日本語に強い大規模言語モデル「RakutenAI-7B」が3月21日に公開された。プレスリリースを見てみよう。
2. 日本語の言語に最適化された形態素解析器により高い効率性が可能
本LLMは、日本語の言語に最適化された独自の形態素解析器(注7)を使用しています。一般的に形態素解析器は自然言語で書かれている文章を適切な単位に細分化して分析することができます。楽天の形態素解析器においては、文章の分割単位であるトークンあたりの文字数が増加し、その結果、より多くの情報を単一のトークンに含めることができます。

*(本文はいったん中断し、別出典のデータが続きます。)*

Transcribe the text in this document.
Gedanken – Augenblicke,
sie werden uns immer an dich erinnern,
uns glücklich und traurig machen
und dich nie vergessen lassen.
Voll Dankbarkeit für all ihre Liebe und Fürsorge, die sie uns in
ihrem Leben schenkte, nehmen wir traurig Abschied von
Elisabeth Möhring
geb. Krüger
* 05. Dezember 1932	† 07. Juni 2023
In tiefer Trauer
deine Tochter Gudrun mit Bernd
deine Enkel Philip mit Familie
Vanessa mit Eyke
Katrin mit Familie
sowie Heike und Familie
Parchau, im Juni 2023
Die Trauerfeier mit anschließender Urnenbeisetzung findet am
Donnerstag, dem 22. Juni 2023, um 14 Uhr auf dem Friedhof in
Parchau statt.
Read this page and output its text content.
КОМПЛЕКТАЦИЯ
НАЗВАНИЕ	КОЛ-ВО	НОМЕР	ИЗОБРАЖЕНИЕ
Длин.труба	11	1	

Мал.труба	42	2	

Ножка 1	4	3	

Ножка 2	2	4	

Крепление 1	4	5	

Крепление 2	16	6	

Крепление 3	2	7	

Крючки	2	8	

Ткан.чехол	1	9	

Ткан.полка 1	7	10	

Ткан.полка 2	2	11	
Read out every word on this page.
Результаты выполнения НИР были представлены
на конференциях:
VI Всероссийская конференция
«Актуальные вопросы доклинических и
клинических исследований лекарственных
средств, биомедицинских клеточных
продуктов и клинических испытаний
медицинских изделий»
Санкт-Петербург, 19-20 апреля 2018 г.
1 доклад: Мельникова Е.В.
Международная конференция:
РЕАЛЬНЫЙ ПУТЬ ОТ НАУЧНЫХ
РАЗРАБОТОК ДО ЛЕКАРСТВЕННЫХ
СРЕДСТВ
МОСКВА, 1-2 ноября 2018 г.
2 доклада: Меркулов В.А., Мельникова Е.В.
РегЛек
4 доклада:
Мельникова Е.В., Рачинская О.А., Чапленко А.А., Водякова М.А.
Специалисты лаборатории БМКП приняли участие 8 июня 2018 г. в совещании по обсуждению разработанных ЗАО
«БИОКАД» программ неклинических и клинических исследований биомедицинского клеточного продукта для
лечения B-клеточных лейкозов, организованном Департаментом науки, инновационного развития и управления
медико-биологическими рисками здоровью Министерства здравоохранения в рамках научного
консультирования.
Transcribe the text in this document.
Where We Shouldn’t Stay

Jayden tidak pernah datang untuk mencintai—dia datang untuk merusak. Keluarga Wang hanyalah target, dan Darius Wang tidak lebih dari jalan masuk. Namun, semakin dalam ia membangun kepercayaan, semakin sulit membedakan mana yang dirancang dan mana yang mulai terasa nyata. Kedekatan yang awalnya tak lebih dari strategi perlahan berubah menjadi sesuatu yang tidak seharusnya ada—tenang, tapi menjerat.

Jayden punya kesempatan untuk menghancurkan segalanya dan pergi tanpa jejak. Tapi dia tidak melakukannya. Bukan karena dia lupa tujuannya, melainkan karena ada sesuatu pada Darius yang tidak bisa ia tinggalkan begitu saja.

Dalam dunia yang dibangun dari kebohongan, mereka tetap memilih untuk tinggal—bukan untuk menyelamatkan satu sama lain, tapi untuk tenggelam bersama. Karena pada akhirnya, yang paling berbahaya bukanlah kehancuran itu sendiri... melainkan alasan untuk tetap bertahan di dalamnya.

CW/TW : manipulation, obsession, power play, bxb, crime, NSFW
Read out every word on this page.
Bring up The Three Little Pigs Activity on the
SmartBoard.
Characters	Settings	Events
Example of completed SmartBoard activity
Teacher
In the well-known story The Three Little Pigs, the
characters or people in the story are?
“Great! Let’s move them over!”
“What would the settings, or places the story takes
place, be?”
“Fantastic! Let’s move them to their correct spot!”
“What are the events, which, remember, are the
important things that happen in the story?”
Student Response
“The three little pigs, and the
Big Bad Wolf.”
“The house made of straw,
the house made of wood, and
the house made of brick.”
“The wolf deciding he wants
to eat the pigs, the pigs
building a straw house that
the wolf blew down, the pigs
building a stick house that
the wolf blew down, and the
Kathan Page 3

そのため、従来の形態素解析器と比較して、事前学習や推論のテキスト処理をより効率的に行えるようになりました。
(注7)形態素解析器とは、文章をトークンと呼ばれる小さな単位に分割するプログラムのことです。トークンは、望ましい粒度に応じて、単語、部分語、または文字であることが一般的です。
「注7」の説明は、どうみても「トークナイザ」に関するものであって「形態素解析器」じゃないのだけど、どうなってるんだろう。ちょっと試してみよう。
>>> from transformers import AutoTokenizer
>>> tkz=AutoTokenizer.from_pretrained("Rakuten/RakutenAI-7B")
>>> print(tkz.convert_ids_to_tokens(tkz("国境の長いトンネルを抜けると雪国であった。","夜の底が白くなった。")["input_ids"]))
['<s>', '▁', '国境', 'の長', 'い', 'トンネ', 'ルを', '抜け', 'ると', '雪', '国', 'であった', '。', '<s>', '▁', '夜の', '底', 'が', '白', 'くなった', '。']
残念ながら、日本語トークナイザとしてはボロボロだ。特に「の長」「い」のあたりは、単語の切れ目を完全に無視していて、日本語における言語処理としては話にならない。形態素解析というものを、ちゃんと学ばずにトークナイザを作ってしまったのだろう。残念だ。